Maple Ridge’s envrionmental school attracts attention

Program expanding to Grade 8 in fall, educators around the world are taking notice

An innovative outdoor education program offered by the Maple Ridge-Pitt Meadows school district is garnering attention from educators around the world.

School District No. 42’s Environmental School Project incorporates a number of different education models into a single self-guided, project-based, hands-on learning experience that takes place almost entirely outside of the classroom.

After a successful inaugural year with 63 students in kindergarten to Grade 7, the school will be expanding to include Grade 8 for 2012/13, with 75 kids taking part.

Clayton Maitland heads up the program and said part of what makes it unique is how the program takes advantage of the many resources in the Maple Ridge-Pitt Meadows community to provide children in hands-on learning. As part of their studies on indigenous peoples, the class learns about the Katzie First Nation. For a lesson on governance and politics, the class visits Maple Ridge municipal hall. For biology and anatomy, the class studies fish species at the Allco Fish Hatchery.

“This is the power of experience as a learning engagement tool,” he said. “And we couldn’t do it without community support.”

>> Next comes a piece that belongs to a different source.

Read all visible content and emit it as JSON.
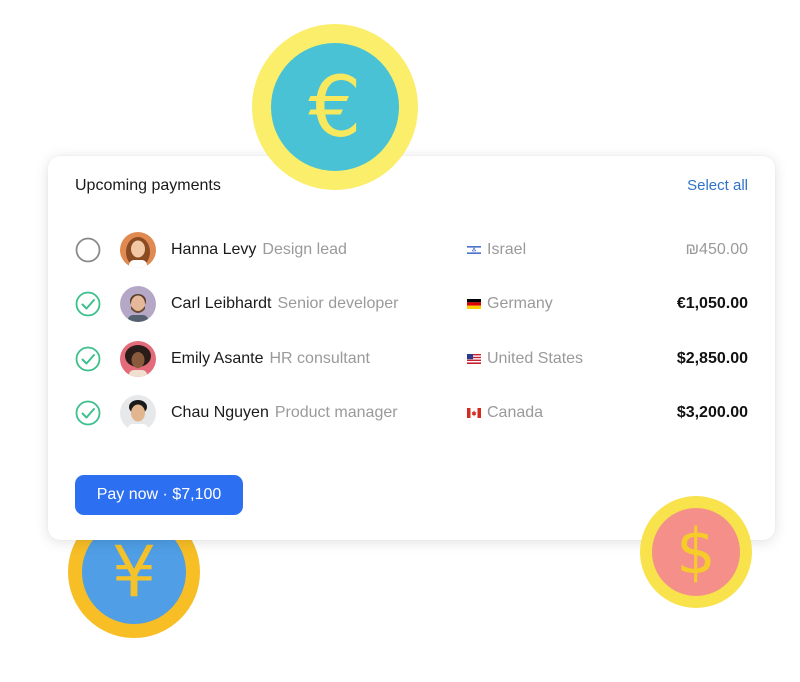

School district superintendent Jan Unwin said the program has been an unmitigated success, and praised school board trustees for approving it two years ago.

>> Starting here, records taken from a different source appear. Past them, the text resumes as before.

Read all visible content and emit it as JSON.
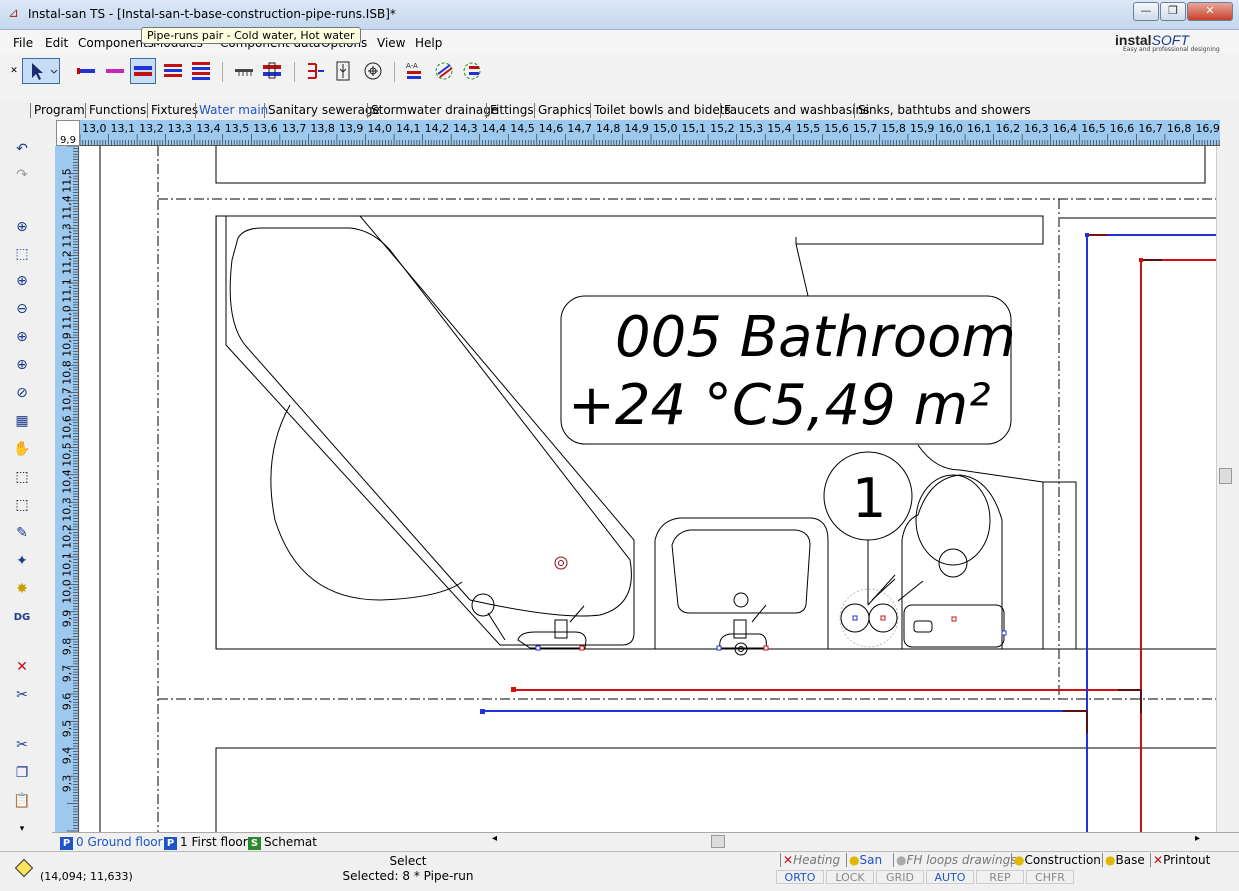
{
  "window": {
    "title": "Instal-san TS - [Instal-san-t-base-construction-pipe-runs.ISB]*"
  },
  "brand": {
    "name_a": "instal",
    "name_b": "SOFT",
    "tagline": "Easy and professional designing"
  },
  "menu": [
    "File",
    "Edit",
    "Components",
    "Modules",
    "Component data",
    "Options",
    "View",
    "Help"
  ],
  "tooltip": "Pipe-runs pair - Cold water, Hot water",
  "tabs": [
    {
      "label": "Program"
    },
    {
      "label": "Functions"
    },
    {
      "label": "Fixtures"
    },
    {
      "label": "Water main",
      "active": true
    },
    {
      "label": "Sanitary sewerage"
    },
    {
      "label": "Stormwater drainage"
    },
    {
      "label": "Fittings"
    },
    {
      "label": "Graphics"
    },
    {
      "label": "Toilet bowls and bidets"
    },
    {
      "label": "Faucets and washbasins"
    },
    {
      "label": "Sinks, bathtubs and showers"
    }
  ],
  "ruler": {
    "corner": "9,9",
    "h": [
      "13,0",
      "13,1",
      "13,2",
      "13,3",
      "13,4",
      "13,5",
      "13,6",
      "13,7",
      "13,8",
      "13,9",
      "14,0",
      "14,1",
      "14,2",
      "14,3",
      "14,4",
      "14,5",
      "14,6",
      "14,7",
      "14,8",
      "14,9",
      "15,0",
      "15,1",
      "15,2",
      "15,3",
      "15,4",
      "15,5",
      "15,6",
      "15,7",
      "15,8",
      "15,9",
      "16,0",
      "16,1",
      "16,2",
      "16,3",
      "16,4",
      "16,5",
      "16,6",
      "16,7",
      "16,8",
      "16,9"
    ],
    "v": [
      "11,5",
      "11,4",
      "11,3",
      "11,2",
      "11,1",
      "11,0",
      "10,9",
      "10,8",
      "10,7",
      "10,6",
      "10,5",
      "10,4",
      "10,3",
      "10,2",
      "10,1",
      "10,0",
      "9,9",
      "9,8",
      "9,7",
      "9,6",
      "9,5",
      "9,4",
      "9,3"
    ]
  },
  "drawing": {
    "room_name": "005 Bathroom",
    "room_info": "+24 °C5,49 m²",
    "fixture_number": "1",
    "colors": {
      "cold_water": "#1f33d6",
      "hot_water": "#d01010",
      "lines": "#000000"
    }
  },
  "sheets": [
    {
      "badge": "P",
      "label": "0 Ground floor",
      "active": true
    },
    {
      "badge": "P",
      "label": "1 First floor"
    },
    {
      "badge": "S",
      "label": "Schemat"
    }
  ],
  "status": {
    "coords": "(14,094; 11,633)",
    "mode": "Select",
    "selection": "Selected: 8 * Pipe-run"
  },
  "layers": [
    "Heating",
    "San",
    "FH loops drawings",
    "Construction",
    "Base",
    "Printout"
  ],
  "toggles": [
    {
      "label": "ORTO",
      "on": true
    },
    {
      "label": "LOCK",
      "on": false
    },
    {
      "label": "GRID",
      "on": false
    },
    {
      "label": "AUTO",
      "on": true
    },
    {
      "label": "REP",
      "on": false
    },
    {
      "label": "CHFR",
      "on": false
    }
  ]
}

“This program exceeded my expectations beyond belief,” she said.

The success of the program hasn’t gone unnoticed.

Since the program began in September, Maitland said he has been inundated with requests from educators around the world to visit and observe the program.

The school was even filmed by a documentary team from the National Film Board.

While Maitland said he appreciates the interest, the attention can be disruptive.

There have been so many people wanting to visit the program, Maitland said he has had to put restrictions on who can visit and when.

“We have to protect the learning environment,” he said. “We’re getting 30 to 40 requests per month, so we don’t want more visitors than students.”

Among those looking to adopt a similar outdoor education program have been aboriginal groups from Bella Bella and Northern Manitoba, looking to apply the program’s learning model to an aboriginal education curriculum.

The interest in the program highlights the need for educators to offer innovative education options for their students, according to school board trustee Ken Clarkson.

“A lot of people have been looking for innovation like this for a long time,” he said.